The sun had risen above the horizon as they approached the fence. A rumble like very distant thunder caused the procession to pause. Riley turned her head in the direction of the container yard, sure that the sound had come from there. She also thought she heard an even lighter, less consistent rumbling from, presumably, the same direction, but as others had started moving again, clearly not everyone had heard it. Was it coming from the yard? Or might the river be carrying the sound from somewhere else?

“Keep moving!” one of the invaders barked at her stretcher-bearers

Did the invaders know about the container yard? It was unlikely. Crichton would never have consented to leave so easily without having a refuge. Then what was happening over there?

“Josh?” Riley looked up at him, but he only shook his head in response. Was that because he didn’t know, or because he didn’t want to risk talking about the container yard with hostiles so close?
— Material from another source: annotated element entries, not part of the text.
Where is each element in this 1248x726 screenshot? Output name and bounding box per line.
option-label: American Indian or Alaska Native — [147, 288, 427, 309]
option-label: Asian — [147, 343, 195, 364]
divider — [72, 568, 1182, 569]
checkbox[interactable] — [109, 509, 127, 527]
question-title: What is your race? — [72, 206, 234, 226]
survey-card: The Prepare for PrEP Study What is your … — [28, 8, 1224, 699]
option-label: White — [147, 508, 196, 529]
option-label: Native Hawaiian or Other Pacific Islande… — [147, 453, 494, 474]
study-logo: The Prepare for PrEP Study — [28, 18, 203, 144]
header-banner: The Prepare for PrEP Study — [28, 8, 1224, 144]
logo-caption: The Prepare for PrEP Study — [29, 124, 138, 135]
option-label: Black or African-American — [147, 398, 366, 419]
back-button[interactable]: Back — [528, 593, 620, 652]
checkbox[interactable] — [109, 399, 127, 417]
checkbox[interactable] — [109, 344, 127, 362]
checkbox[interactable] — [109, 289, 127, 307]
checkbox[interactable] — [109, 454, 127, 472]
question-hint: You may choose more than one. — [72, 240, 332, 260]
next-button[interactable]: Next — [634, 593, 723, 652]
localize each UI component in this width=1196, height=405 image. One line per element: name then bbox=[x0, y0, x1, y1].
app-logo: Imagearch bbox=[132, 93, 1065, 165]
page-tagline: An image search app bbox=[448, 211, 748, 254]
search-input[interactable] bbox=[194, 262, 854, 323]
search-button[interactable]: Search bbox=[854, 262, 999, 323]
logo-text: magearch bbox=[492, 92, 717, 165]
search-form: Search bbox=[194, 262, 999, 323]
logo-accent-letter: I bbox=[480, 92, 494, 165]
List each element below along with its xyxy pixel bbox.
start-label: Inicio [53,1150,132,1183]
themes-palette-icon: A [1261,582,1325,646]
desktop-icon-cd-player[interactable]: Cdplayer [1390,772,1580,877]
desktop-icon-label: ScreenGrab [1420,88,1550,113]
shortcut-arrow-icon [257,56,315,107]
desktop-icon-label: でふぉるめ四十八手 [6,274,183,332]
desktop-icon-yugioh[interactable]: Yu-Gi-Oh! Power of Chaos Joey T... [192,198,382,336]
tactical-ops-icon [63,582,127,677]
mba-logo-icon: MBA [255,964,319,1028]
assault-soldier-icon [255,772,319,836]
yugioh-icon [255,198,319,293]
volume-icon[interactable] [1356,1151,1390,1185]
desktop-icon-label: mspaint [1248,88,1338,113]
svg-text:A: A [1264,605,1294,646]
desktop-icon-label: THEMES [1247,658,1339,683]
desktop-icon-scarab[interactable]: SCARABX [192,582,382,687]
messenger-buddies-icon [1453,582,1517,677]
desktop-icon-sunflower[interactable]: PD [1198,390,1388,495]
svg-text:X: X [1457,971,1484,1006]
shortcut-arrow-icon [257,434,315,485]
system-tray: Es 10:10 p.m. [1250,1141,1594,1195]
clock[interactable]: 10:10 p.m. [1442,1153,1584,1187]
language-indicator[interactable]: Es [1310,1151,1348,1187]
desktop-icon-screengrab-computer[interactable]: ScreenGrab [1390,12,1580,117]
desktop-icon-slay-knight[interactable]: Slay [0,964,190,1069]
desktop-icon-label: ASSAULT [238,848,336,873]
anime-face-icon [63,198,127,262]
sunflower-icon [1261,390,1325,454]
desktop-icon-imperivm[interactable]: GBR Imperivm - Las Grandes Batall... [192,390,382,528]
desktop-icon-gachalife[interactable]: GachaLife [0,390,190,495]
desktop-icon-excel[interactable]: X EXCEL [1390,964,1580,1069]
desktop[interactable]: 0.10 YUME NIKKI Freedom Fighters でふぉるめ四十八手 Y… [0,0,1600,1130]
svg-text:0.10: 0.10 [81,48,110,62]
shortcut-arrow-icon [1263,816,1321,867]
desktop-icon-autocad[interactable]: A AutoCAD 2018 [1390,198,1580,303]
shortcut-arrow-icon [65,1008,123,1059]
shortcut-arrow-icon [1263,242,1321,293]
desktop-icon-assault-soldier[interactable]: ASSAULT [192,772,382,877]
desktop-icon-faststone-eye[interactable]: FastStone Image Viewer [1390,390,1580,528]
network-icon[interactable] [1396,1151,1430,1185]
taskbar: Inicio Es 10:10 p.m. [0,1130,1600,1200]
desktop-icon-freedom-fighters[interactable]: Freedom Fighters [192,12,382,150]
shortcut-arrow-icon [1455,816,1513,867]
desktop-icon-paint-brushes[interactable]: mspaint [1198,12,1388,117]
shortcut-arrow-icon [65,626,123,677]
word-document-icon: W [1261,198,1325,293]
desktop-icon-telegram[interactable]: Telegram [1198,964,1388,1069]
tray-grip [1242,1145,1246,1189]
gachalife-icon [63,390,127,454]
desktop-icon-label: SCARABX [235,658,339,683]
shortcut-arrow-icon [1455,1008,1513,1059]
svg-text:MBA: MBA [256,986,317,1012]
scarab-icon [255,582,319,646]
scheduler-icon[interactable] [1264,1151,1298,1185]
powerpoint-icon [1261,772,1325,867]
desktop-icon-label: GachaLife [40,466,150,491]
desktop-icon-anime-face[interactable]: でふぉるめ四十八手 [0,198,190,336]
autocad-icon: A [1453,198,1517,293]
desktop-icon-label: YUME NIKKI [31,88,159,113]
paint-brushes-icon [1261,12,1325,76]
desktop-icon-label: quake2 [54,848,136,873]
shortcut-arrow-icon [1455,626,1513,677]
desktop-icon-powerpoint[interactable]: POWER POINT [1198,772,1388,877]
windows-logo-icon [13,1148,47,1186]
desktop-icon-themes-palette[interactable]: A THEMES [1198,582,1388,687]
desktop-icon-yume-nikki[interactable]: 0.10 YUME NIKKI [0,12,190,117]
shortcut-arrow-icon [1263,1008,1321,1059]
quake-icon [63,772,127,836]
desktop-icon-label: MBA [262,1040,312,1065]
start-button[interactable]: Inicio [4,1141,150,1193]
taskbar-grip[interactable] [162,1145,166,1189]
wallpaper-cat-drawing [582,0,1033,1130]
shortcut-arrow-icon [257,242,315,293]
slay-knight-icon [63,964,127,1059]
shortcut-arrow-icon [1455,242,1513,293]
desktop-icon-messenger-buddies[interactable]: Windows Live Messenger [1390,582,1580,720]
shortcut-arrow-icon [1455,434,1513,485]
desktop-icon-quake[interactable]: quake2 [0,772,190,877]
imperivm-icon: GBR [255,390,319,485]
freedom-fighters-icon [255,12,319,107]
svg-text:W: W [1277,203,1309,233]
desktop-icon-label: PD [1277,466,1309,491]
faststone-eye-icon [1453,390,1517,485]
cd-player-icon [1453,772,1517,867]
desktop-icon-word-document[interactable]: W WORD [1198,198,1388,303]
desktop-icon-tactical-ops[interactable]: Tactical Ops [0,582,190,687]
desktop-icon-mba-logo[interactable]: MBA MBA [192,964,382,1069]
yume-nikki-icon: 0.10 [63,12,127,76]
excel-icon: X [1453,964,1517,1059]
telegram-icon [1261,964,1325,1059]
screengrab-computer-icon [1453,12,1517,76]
They passed through the fence by moving through the cab of a large truck that was imbedded in it. It was difficult to manoeuvre the stretcher through, but Riley bore the jostling in silence, wondering how Max was doing on the other stretcher. Was he ahead of her, or behind? Riley had failed to notice.

Outside the fences there were no assailants, but the flow of people kept moving.

“We’re heading the wrong way,” Riley whispered, noticing immediately. Although it was quickest and safest to take the boats between the container yard and the Black Box, Riley knew what the overland route was, and this wasn’t it.

Josh just shook his head again, but this time his expression was one of confusion.